Мистер Пинчли не стал предаваться никаким ритуалам вроде касания ладонью газона, он решительно прошагал на свою позицию, поднял биту на уровень плеч и продемонстрировал решимость стоять насмерть против всех испытаний, которые уготовили ему небеса. Четырежды он посылал мяч свечой к границе поля. Потом оказался добычей беспощадного врага с крученой подачей и отправил мяч прямо в жадные руки уикет-кипера.
— Коротко и ясно, — высказался он, раскрасневшийся, отвечая на ухмылки.
— Четыре четверных — весьма хороший результат, — любезно отозвался мистер Бредон.
— Вот и я говорю, — ответил мистер Пинчли, — не тормози и делай, что можешь; таков мой девиз в крикете. Терпеть не могу всех этих ковыряний и копошений.
Замечание было направлено против мистера Миллера, который предпочитал кропотливый и тщательный стиль игры. Потом последовал утомительный период, в ходе которого счет медленно дотянулся до восьмидесяти трех, когда мистер Толбой, немного неосмотрительно отступив на шаг назад, поскользнулся на сухом газоне и сел прямо на свою калитку.
В течение следующих пяти минут мистер Миллер тяжело рухнул посреди питча, героически попытавшись отбить неотбиваемый посыл мистера Бизли, и был удален, усердно заработав, однако, двенадцать очков пробежками. Мистер Бредон, безмятежно направляясь к калитке, держал совет сам с собой. Он напомнил себе, что в глазах игроков обеих команд все еще является мистером Дэсом Бредоном из агентства Пима и лучше всего ему изображать спокойную ненавязчивую посредственность. Ничто не должно напоминать в нем Питера Уимзи двадцатилетней давности, приносившего славу Оксфорду успешной игрой за его команду. Никаких фантастических резаных ударов. Ничего выдающегося. С другой стороны, он все же был спортсменом, так что просто не мог публично продемонстрировать полную несостоятельность. Он решил сделать двадцать пробежек, не более и, по возможности, не менее.
Он мог не беспокоиться. Ему удалось принести команде несколько троек и заработать пару скромных синглов. Мистер Бизли отбывал наказание за собственную опрометчивость, когда, играя за среднего левого, был сбит на чужой половине поля. Мистер Хаагердон, не претендовавший на мастерство бэтсмена, выстоял один овер и, будучи распятым посреди поля, покинул его без раскаяния и вопросов. Мистер Уэддерберн, пытаясь срезать крученую подачу, что ему отлично удавалось, если не было помех, выбил мяч прямо в перчатку уикет-кипера, и команда Пима удалилась с поля, набрав 99 очков, из них 14 — благодаря мистеру Бредону.
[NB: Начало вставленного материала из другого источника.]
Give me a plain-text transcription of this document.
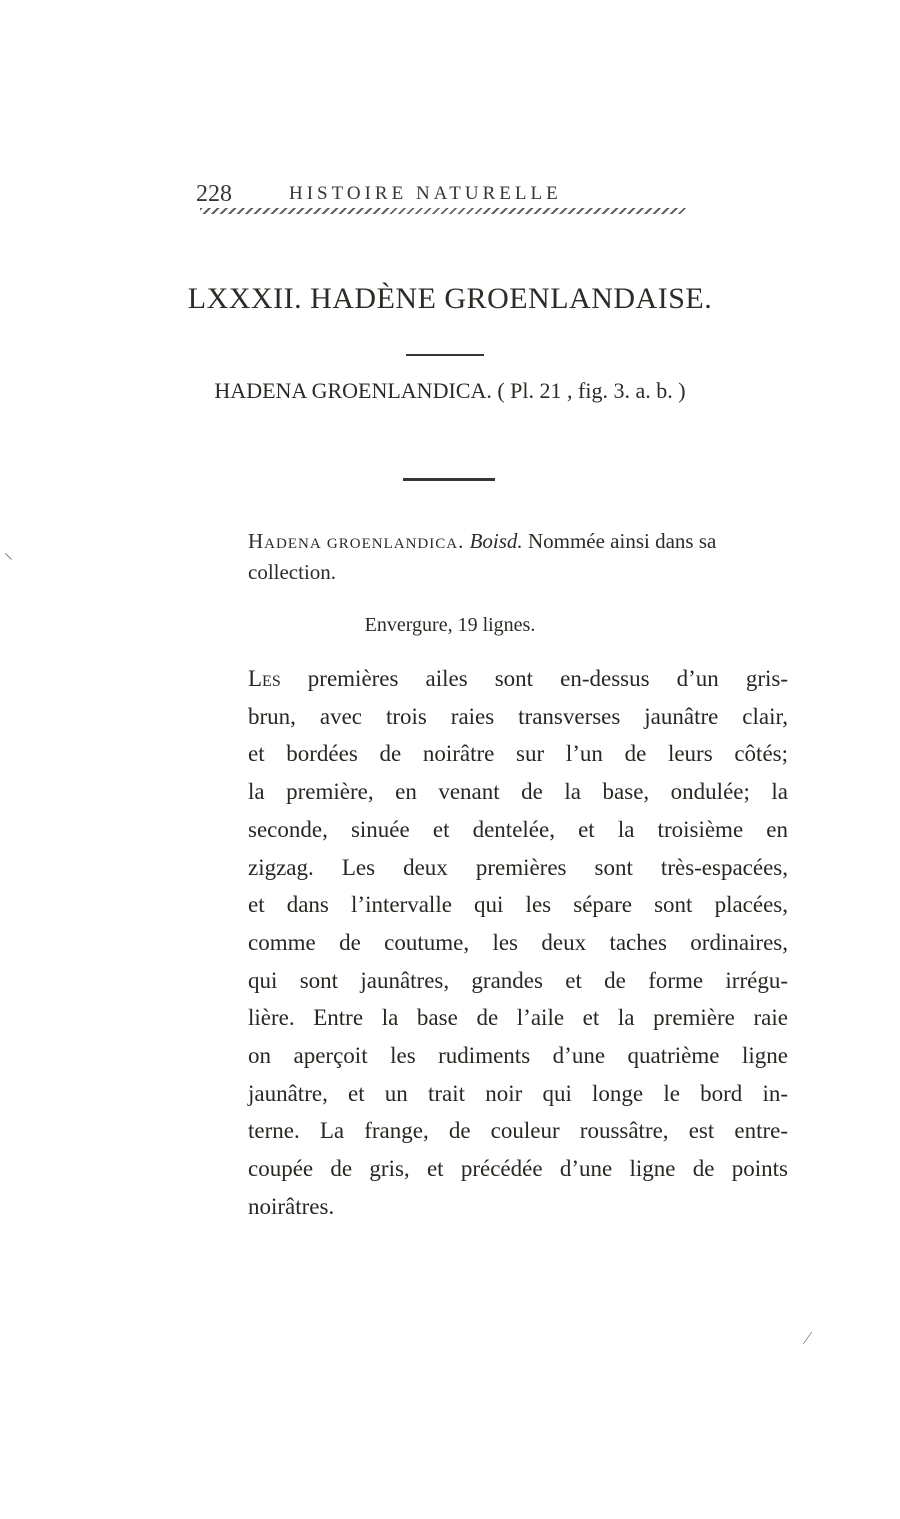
228	HISTOIRE NATURELLE
LXXXII. HADÈNE GROENLANDAISE.
HADENA GROENLANDICA. ( Pl. 21 , fig. 3. a. b. )
Hadena groenlandica. Boisd. Nommée ainsi dans sa
collection.
Envergure, 19 lignes.
Les premières ailes sont en-dessus d’un gris-
brun, avec trois raies transverses jaunâtre clair,
et bordées de noirâtre sur l’un de leurs côtés;
la première, en venant de la base, ondulée; la
seconde, sinuée et dentelée, et la troisième en
zigzag. Les deux premières sont très-espacées,
et dans l’intervalle qui les sépare sont placées,
comme de coutume, les deux taches ordinaires,
qui sont jaunâtres, grandes et de forme irrégu-
lière. Entre la base de l’aile et la première raie
on aperçoit les rudiments d’une quatrième ligne
jaunâtre, et un trait noir qui longe le bord in-
terne. La frange, de couleur roussâtre, est entre-
coupée de gris, et précédée d’une ligne de points
noirâtres.
⸌
⁄
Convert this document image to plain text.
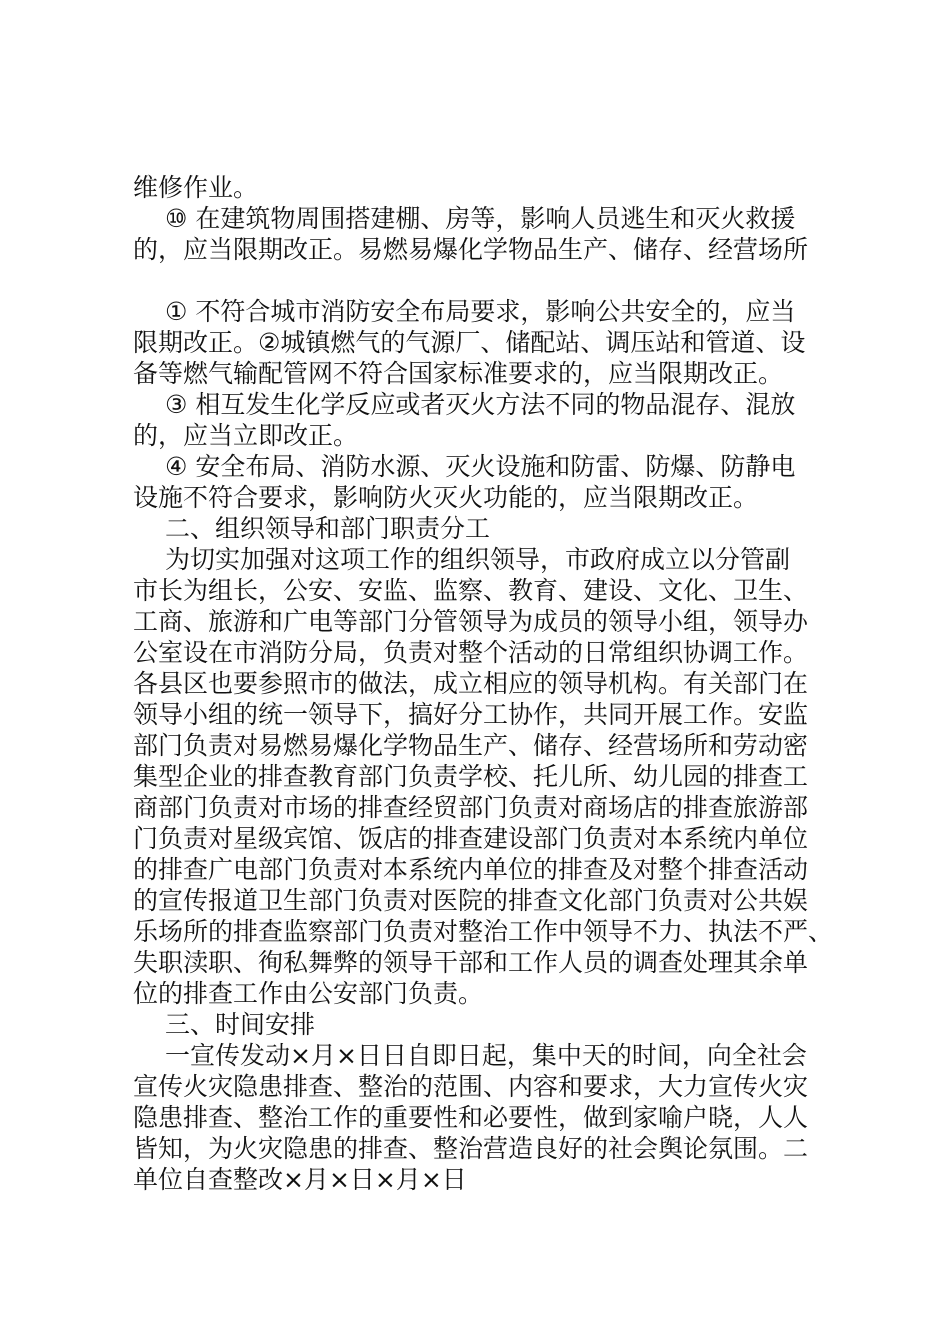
维修作业。
⑩ 在建筑物周围搭建棚、房等，影响人员逃生和灭火救援
的，应当限期改正。易燃易爆化学物品生产、储存、经营场所
① 不符合城市消防安全布局要求，影响公共安全的，应当
限期改正。②城镇燃气的气源厂、储配站、调压站和管道、设
备等燃气输配管网不符合国家标准要求的，应当限期改正。
③ 相互发生化学反应或者灭火方法不同的物品混存、混放
的，应当立即改正。
④ 安全布局、消防水源、灭火设施和防雷、防爆、防静电
设施不符合要求，影响防火灭火功能的，应当限期改正。
二、组织领导和部门职责分工
为切实加强对这项工作的组织领导，市政府成立以分管副
市长为组长，公安、安监、监察、教育、建设、文化、卫生、
工商、旅游和广电等部门分管领导为成员的领导小组，领导办
公室设在市消防分局，负责对整个活动的日常组织协调工作。
各县区也要参照市的做法，成立相应的领导机构。有关部门在
领导小组的统一领导下，搞好分工协作，共同开展工作。安监
部门负责对易燃易爆化学物品生产、储存、经营场所和劳动密
集型企业的排查教育部门负责学校、托儿所、幼儿园的排查工
商部门负责对市场的排查经贸部门负责对商场店的排查旅游部
门负责对星级宾馆、饭店的排查建设部门负责对本系统内单位
的排查广电部门负责对本系统内单位的排查及对整个排查活动
的宣传报道卫生部门负责对医院的排查文化部门负责对公共娱
乐场所的排查监察部门负责对整治工作中领导不力、执法不严、
失职渎职、徇私舞弊的领导干部和工作人员的调查处理其余单
位的排查工作由公安部门负责。
三、时间安排
一宣传发动×月×日日自即日起，集中天的时间，向全社会
宣传火灾隐患排查、整治的范围、内容和要求，大力宣传火灾
隐患排查、整治工作的重要性和必要性，做到家喻户晓，人人
皆知，为火灾隐患的排查、整治营造良好的社会舆论氛围。二
单位自查整改×月×日×月×日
— Все играли отлично, — похвалил мистер Пим. — Кое-кому не повезло, но, разумеется, в игре всякое бывает. После обеда мы должны постараться и сыграть еще лучше.
— Что-что, а обед кое-кому всегда удается лучше некуда, — доверительно заметил мистер Армстронг мистеру Миллеру. — По мне, так это лучшая часть дня.
Мистер Инглби нечто в том же роде сказал мистеру Бредону и добавил:
— Между прочим, Толбой паршиво выглядит.
— Ага, и у него с собой фляжка, — вставил сидевший рядом мистер Гарретт.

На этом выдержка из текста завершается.